FIN 620 Financial Econometrics
Course Catalog Description
This course will cover the main topics of the analysis of time series to evaluate risk and return of the main products of capital markets. Students will work with historical databases, conduct their analysis, and conduct tests based on the techniques reviewed during the class.
Prerequisites: BIA 652 Multivariate data analytics or MGT 700 Econometrics
The significant amount of historical information available for most financial instruments requires a systematic and analytical approach to select an optimal portfolio. Time series analysis facilitates this process understanding, modeling, and forecasting the behavior of financial assets.
This course reviews the most important techniques used by investors, risk managers, and also by finance managers of non-financial service companies to analyze time series of their most relevant financial variables. Even though the methodologies reviewed during this course could also be applied to other domains such as marketing, the main emphasis of this class is on financial applications with special consideration to risk management.
Relationship of Course to Rest of Curriculum
Students will have the opportunity to formalize the concepts of quantitative finance in econometric models that can be applied to risk management or trading.
By the end of this course, the students will be able to:
- Understand the foundations of financial time series data, including high-frequency data
- Apply models and methods for analysis of financial time series (return and volatility) and risk management.
- Recognize the value and also the limits of econometric methods in financial time series.
- R. S. Tsay, Analysis of Financial Time Series, 3rd Ed, John Wiley, 2010. (the electronic version of the second edition is accessible through the school library)
- A. McNeil, R. Frey, and P. Embrechts, Quantitative Risk Management: Concepts, Techniques, and Tools, revised ed., Princeton University Press, 2015. (this book should be available in the school bookstore)
- E. Zivot and J. Wang, Modeling Financial Time Series with S-plus, 2nd Ed., Springer, 2005.
- J. Campbell, A. Lo, and A. MacKinlay, The Econometrics of Financial Markets, Princeton University Press, 1997.
- R. Hyndman and G. Athanasopoulos, Forecasting: Principles and Practices, 2013. OTexts. https://www.otexts.org/fpp
The assignments must be submitted electronically through the course website.
For all the programming tasks, students should send two uncompressed files: a report and
an R program. Please do not copy and paste large parts of the R program as part of the
solutions. Create your tables with the R output whenever it is possible or copy small
sections of the R program and EXPLAIN the results.

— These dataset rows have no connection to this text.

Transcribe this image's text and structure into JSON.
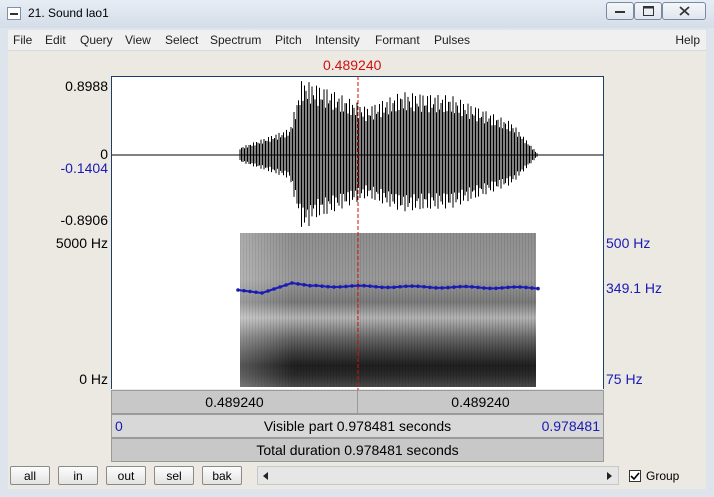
{
  "window": {
    "title": "21. Sound lao1"
  },
  "menu": [
    "File",
    "Edit",
    "Query",
    "View",
    "Select",
    "Spectrum",
    "Pitch",
    "Intensity",
    "Formant",
    "Pulses"
  ],
  "menu_help": "Help",
  "cursor": {
    "time": "0.489240"
  },
  "waveform": {
    "y_top": "0.8988",
    "y_zero": "0",
    "y_cursor": "-0.1404",
    "y_bottom": "-0.8906"
  },
  "spectrogram": {
    "freq_top": "5000 Hz",
    "freq_bottom": "0 Hz",
    "pitch_top": "500 Hz",
    "pitch_value": "349.1 Hz",
    "pitch_bottom": "75 Hz"
  },
  "bars": {
    "left_segment": "0.489240",
    "right_segment": "0.489240",
    "visible_start": "0",
    "visible_label": "Visible part 0.978481 seconds",
    "visible_end": "0.978481",
    "total_label": "Total duration 0.978481 seconds"
  },
  "toolbar": {
    "buttons": [
      "all",
      "in",
      "out",
      "sel",
      "bak"
    ],
    "group_label": "Group",
    "group_checked": true
  },
  "colors": {
    "cursor": "#d01010",
    "pitch": "#1a1ab4",
    "border": "#1c3f66"
  }
}
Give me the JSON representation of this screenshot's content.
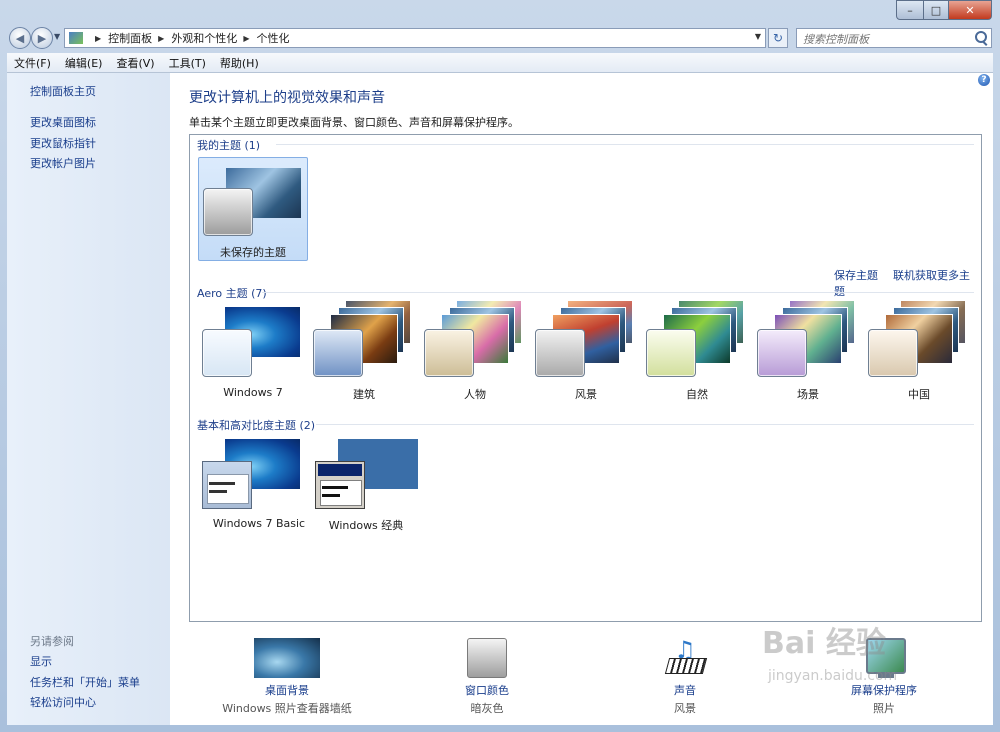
{
  "window": {
    "caption": {
      "minimize": "–",
      "maximize": "□",
      "close": "✕"
    }
  },
  "address": {
    "breadcrumb": [
      "控制面板",
      "外观和个性化",
      "个性化"
    ],
    "search_placeholder": "搜索控制面板"
  },
  "menu": [
    "文件(F)",
    "编辑(E)",
    "查看(V)",
    "工具(T)",
    "帮助(H)"
  ],
  "left": {
    "home": "控制面板主页",
    "links": [
      "更改桌面图标",
      "更改鼠标指针",
      "更改帐户图片"
    ],
    "see_also_title": "另请参阅",
    "see_also": [
      "显示",
      "任务栏和「开始」菜单",
      "轻松访问中心"
    ]
  },
  "main": {
    "title": "更改计算机上的视觉效果和声音",
    "subtitle": "单击某个主题立即更改桌面背景、窗口颜色、声音和屏幕保护程序。",
    "my_themes": {
      "title": "我的主题 (1)",
      "items": [
        {
          "label": "未保存的主题",
          "selected": true
        }
      ]
    },
    "actions": {
      "save": "保存主题",
      "online": "联机获取更多主题"
    },
    "aero_themes": {
      "title": "Aero 主题 (7)",
      "items": [
        "Windows 7",
        "建筑",
        "人物",
        "风景",
        "自然",
        "场景",
        "中国"
      ]
    },
    "basic_themes": {
      "title": "基本和高对比度主题 (2)",
      "items": [
        "Windows 7 Basic",
        "Windows 经典"
      ]
    }
  },
  "settings": [
    {
      "label": "桌面背景",
      "value": "Windows 照片查看器墙纸",
      "icon": "wallpaper-icon"
    },
    {
      "label": "窗口颜色",
      "value": "暗灰色",
      "icon": "window-color-icon"
    },
    {
      "label": "声音",
      "value": "风景",
      "icon": "sound-icon"
    },
    {
      "label": "屏幕保护程序",
      "value": "照片",
      "icon": "screensaver-icon"
    }
  ],
  "watermark": {
    "logo": "Bai 经验",
    "url": "jingyan.baidu.com"
  }
}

Do not send sections of your code or ask a complex homework question by email. I cannot debug your program or write a long explanation by email. However, you are welcome to ask any questions about the projects, homework, or any other issue related to this class during class or during the office hours.
Software: R is the preferred software package for this class. Occasionally, we will use Eviews too.
||Introduction to R, forecasting and goodness of fit
||Tsay 1, QRM 3
||Autoregressive and moving average models
||Tsay 2.1-2.5, QRM 4.1
||ARMA models, autocorrelation & forecasting.
||Tsay 2.6, QRM 4.1
||Unit root test. Seasonality and models with time series errors
||Tsay 2.6-2.8, QRM 4.1
||Volatility modeling: ARCH & GARCH
||Tsay 2.9, 3.1-3.5; QRM 4.2
||Alternative GARCH models
||High frequency data analysis
||Value at Risk and economic capital
||Tsay 7; QRM, 2.1, 2.3.1-2.3.4
||Value at Risk & extreme value theory
||Tsay 7; QRM 5.1-5.2 (optional)
||Enterprise wide risk
||QRM 8.4-8.5; Nocco and Stulz, “Enterprise Risk Management: Theory and Practice.”